Since October, the band has released four singles, two of which they performed at the Eddy on Feb. 7. Introducing the crowd to “Rewind” and “Headstrong,” Flight Deck shared their perspectives on dealing with the past and expressing opinions through their 2000s alternative rock style. After understanding he could not change the past, frontman Brandon wrote “Rewind” to embrace what shaped who he is today. “Headstrong,” on the other hand, encourages others to stay firm in their beliefs.

“I wrote [“Headstrong”] to just encourage people to be strong in what they believe and not give up on something just because someone might not like you,” Brandon said.

Knowing many Biolans favor indie pop, Kizanis did not expect how much the crowd enjoyed his band’s different style at the Eddy.

“Everyone there seemed to really get into it, which kind of surprised me if I’m being honest,” Kizanis said.

After their Eddy performance, the band has projected its main focus to their upcoming EP, which aims to experiment more with their style of pop.  


In contrast to their somber and serious debut EP, the band strives for a more lighthearted sound in their follow-up. As the band draws influence from Imagine Dragons, Switchfoot and The Band CAMINO, listeners can expect upbeat pop vibes in their new songs. Still seeking to keep their rock foundation, the band members want to stretch their rock experiences to meet pop in hopes of expanding their fan-base. With Brandon and songwriting sidekick Adam Watts crafting most of their lyrics, the rest of the band collaborates with the instrumentation.

“It’s definitely going to represent the first shift we’ve had musically, and I think it’s going to be good for us in terms of getting a more diverse fangroup,” Kizanis said.
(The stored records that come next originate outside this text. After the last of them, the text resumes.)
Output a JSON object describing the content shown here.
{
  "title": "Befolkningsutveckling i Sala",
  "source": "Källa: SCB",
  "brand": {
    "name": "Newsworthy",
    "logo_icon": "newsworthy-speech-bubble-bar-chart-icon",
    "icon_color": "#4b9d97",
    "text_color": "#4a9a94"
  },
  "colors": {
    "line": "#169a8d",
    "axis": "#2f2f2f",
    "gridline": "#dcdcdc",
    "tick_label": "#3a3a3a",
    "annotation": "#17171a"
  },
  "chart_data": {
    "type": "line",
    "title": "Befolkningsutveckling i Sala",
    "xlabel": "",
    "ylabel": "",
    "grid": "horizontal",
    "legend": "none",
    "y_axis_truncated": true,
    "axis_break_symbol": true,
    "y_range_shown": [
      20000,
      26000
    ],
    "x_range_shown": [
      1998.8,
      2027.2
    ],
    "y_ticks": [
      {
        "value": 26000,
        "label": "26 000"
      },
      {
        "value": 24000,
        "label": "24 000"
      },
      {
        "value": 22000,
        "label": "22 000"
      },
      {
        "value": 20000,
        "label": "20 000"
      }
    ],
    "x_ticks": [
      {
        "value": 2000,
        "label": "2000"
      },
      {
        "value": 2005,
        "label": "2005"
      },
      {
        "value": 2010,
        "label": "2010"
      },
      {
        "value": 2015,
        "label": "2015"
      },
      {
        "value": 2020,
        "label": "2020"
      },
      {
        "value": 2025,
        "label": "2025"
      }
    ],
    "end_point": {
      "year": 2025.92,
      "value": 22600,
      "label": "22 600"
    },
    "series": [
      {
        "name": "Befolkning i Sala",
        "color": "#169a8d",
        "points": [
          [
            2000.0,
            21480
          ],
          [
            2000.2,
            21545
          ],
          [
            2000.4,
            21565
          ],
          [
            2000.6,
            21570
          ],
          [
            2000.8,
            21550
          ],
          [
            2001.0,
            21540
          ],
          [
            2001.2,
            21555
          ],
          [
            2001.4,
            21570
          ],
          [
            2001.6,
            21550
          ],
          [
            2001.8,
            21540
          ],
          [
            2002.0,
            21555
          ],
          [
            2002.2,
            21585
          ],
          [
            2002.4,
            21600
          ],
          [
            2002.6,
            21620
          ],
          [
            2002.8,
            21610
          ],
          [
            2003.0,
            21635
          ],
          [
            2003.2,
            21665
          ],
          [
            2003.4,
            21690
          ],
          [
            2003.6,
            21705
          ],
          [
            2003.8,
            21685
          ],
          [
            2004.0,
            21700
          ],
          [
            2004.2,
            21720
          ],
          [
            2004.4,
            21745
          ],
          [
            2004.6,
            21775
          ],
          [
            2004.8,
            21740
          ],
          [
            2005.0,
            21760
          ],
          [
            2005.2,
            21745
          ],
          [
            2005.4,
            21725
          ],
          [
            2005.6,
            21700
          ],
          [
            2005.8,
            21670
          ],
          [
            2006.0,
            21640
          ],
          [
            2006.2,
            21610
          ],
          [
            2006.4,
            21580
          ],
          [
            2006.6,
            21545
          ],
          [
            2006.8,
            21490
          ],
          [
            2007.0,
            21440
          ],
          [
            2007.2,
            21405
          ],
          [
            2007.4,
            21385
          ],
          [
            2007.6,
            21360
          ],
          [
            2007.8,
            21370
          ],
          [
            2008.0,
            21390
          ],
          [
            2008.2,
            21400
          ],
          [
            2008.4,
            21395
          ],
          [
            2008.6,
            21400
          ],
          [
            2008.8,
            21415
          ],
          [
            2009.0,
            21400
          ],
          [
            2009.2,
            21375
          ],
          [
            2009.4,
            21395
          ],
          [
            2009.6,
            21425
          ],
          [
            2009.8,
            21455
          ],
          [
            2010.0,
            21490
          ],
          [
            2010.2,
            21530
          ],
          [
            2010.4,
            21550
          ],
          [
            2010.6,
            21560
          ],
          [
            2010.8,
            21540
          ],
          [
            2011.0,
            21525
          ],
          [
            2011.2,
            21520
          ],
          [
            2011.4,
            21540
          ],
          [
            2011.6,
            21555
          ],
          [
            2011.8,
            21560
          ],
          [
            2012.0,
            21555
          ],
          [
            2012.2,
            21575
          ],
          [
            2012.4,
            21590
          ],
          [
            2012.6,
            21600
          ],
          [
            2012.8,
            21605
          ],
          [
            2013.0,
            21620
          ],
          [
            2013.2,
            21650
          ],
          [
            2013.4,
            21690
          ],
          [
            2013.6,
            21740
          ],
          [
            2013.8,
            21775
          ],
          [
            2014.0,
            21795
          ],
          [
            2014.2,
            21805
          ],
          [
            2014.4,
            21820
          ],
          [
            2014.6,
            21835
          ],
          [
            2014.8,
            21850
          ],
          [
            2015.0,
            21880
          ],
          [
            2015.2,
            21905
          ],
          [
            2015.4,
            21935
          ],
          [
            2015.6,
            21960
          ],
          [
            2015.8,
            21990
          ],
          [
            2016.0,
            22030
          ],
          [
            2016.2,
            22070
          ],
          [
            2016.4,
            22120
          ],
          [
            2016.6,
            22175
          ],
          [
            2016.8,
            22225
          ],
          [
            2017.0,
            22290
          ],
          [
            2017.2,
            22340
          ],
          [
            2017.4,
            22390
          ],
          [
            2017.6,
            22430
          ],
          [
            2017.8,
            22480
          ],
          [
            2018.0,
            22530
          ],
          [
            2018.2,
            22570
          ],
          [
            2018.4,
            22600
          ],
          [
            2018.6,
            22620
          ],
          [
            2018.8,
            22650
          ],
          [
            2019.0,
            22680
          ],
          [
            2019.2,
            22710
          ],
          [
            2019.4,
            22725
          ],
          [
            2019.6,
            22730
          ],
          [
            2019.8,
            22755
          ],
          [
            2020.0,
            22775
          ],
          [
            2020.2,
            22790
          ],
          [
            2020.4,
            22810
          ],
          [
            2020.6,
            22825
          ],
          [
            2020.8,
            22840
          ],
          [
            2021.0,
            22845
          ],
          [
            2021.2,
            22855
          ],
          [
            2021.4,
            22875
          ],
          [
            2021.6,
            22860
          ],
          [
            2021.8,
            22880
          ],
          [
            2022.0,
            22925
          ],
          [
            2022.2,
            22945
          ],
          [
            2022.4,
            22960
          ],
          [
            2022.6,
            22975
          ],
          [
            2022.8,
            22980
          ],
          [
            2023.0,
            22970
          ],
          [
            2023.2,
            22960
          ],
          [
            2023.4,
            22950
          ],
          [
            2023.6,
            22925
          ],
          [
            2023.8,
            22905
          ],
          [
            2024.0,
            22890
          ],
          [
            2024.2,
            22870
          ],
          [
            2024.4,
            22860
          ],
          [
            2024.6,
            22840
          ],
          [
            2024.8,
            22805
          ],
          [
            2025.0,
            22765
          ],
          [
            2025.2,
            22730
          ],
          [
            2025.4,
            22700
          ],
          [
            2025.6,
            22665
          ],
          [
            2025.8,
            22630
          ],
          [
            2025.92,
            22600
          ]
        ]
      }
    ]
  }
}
Taking a break from their ‘90s and 2000s rock style, the band will increase synth usage and pop melodies in their newer tracks while maintaining messages of joy in simplicity. “Let Time Fly,” an unreleased song off the upcoming EP, expresses the happiness found in putting phones down and enjoying time with family and friends. Although they plan to release songs with messages as simple as hanging out with loved ones, they still seek to incorporate underlying Christian themes.
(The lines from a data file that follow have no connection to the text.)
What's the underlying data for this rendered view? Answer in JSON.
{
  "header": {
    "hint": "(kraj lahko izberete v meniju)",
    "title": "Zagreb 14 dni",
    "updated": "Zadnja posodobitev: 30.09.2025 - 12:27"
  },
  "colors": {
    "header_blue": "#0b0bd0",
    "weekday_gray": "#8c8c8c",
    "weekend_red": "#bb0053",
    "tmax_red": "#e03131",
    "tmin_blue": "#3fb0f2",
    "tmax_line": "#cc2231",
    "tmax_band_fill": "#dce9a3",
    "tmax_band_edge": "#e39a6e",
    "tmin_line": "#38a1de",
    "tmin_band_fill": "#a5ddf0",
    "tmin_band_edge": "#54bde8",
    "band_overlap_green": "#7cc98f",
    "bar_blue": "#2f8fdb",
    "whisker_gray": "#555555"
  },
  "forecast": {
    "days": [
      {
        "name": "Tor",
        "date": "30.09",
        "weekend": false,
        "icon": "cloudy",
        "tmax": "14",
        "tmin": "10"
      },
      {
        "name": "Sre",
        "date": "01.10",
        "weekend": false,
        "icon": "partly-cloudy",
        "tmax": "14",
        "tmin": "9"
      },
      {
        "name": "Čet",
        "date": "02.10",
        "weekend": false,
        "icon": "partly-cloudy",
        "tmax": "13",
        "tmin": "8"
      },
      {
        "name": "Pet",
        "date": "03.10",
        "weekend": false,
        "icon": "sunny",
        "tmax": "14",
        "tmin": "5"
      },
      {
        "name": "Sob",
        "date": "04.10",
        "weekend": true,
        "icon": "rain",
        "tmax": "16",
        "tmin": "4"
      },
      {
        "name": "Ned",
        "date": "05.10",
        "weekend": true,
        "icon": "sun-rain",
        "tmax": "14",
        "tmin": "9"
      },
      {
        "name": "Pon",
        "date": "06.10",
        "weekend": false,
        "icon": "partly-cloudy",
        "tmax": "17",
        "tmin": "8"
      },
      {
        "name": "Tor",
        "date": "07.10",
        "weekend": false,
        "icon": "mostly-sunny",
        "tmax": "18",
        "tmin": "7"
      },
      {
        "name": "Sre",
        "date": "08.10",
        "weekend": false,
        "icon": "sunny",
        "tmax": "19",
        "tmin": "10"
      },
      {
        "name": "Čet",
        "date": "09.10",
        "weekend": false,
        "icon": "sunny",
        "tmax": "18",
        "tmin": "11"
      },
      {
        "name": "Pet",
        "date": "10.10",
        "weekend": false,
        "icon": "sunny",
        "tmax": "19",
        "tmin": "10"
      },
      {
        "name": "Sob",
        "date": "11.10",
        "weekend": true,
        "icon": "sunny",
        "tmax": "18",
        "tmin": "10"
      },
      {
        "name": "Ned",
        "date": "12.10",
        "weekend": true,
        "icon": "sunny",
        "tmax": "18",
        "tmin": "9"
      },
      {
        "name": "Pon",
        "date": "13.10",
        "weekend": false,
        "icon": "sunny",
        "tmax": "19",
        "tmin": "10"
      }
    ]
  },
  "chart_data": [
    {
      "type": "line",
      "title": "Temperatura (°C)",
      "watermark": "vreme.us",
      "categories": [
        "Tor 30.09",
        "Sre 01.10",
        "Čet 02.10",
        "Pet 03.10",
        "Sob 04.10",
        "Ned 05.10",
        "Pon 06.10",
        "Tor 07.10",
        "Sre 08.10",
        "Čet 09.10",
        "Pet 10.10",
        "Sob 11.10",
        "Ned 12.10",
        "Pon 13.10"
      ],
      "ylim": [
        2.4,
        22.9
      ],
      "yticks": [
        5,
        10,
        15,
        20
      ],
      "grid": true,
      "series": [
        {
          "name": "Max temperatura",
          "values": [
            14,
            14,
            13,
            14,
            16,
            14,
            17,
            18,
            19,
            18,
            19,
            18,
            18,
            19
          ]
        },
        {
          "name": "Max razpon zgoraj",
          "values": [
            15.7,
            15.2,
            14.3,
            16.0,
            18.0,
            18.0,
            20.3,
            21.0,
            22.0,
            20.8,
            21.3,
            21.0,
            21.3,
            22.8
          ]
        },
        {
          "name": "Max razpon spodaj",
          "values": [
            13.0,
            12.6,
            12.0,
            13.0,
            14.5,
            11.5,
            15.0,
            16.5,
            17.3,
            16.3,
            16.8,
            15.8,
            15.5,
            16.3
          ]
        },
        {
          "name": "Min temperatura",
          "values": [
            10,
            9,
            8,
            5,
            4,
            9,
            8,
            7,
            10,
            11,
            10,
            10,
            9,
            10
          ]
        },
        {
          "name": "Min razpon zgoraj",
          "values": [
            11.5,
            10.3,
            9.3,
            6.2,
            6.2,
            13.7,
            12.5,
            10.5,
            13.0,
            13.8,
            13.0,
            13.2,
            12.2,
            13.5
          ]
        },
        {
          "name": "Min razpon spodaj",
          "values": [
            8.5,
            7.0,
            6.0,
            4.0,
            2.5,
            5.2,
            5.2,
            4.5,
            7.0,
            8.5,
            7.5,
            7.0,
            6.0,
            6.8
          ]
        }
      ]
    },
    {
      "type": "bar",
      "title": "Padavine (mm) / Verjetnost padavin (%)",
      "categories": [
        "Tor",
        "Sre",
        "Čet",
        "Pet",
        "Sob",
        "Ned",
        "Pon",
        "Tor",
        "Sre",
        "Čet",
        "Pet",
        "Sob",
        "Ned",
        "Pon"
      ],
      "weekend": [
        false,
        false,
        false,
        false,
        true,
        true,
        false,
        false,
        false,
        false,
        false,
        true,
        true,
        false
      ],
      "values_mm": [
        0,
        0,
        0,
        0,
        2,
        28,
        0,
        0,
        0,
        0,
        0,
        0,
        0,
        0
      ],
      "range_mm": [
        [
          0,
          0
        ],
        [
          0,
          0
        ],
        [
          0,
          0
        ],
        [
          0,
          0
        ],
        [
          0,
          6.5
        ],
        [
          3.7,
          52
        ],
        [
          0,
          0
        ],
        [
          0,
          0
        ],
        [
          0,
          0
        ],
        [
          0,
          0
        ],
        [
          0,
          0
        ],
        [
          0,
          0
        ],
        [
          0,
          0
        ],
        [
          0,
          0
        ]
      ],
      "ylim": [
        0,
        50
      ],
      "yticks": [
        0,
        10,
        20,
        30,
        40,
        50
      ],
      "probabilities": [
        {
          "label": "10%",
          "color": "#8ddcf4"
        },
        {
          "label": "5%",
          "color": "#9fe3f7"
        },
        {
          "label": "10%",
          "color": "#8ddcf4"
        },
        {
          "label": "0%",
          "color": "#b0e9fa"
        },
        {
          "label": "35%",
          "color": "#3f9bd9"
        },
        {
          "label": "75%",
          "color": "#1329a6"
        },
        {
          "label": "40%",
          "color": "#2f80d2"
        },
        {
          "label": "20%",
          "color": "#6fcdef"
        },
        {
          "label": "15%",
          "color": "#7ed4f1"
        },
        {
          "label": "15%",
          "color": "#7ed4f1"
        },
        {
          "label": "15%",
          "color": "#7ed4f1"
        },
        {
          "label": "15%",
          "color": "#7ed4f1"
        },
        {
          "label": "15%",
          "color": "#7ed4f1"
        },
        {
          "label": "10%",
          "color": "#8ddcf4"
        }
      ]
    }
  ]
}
“Now that we’ve said what we wanted to say about the more serious topics, we want to tread light,” Brandon said.

Ultimately, the band aims to let listeners know they are not confined to one style of music through this upcoming project.

“I want listeners to take away that we’re not musicians that are limited to a style or genre, but we can do all kinds of stuff,” Brandon said.


Following the springtime release of their latest effort, the band plans to focus on gaining exposure through playing shows throughout summer. Until then, fans of Flight Deck can excitedly await the four-to-five track EP.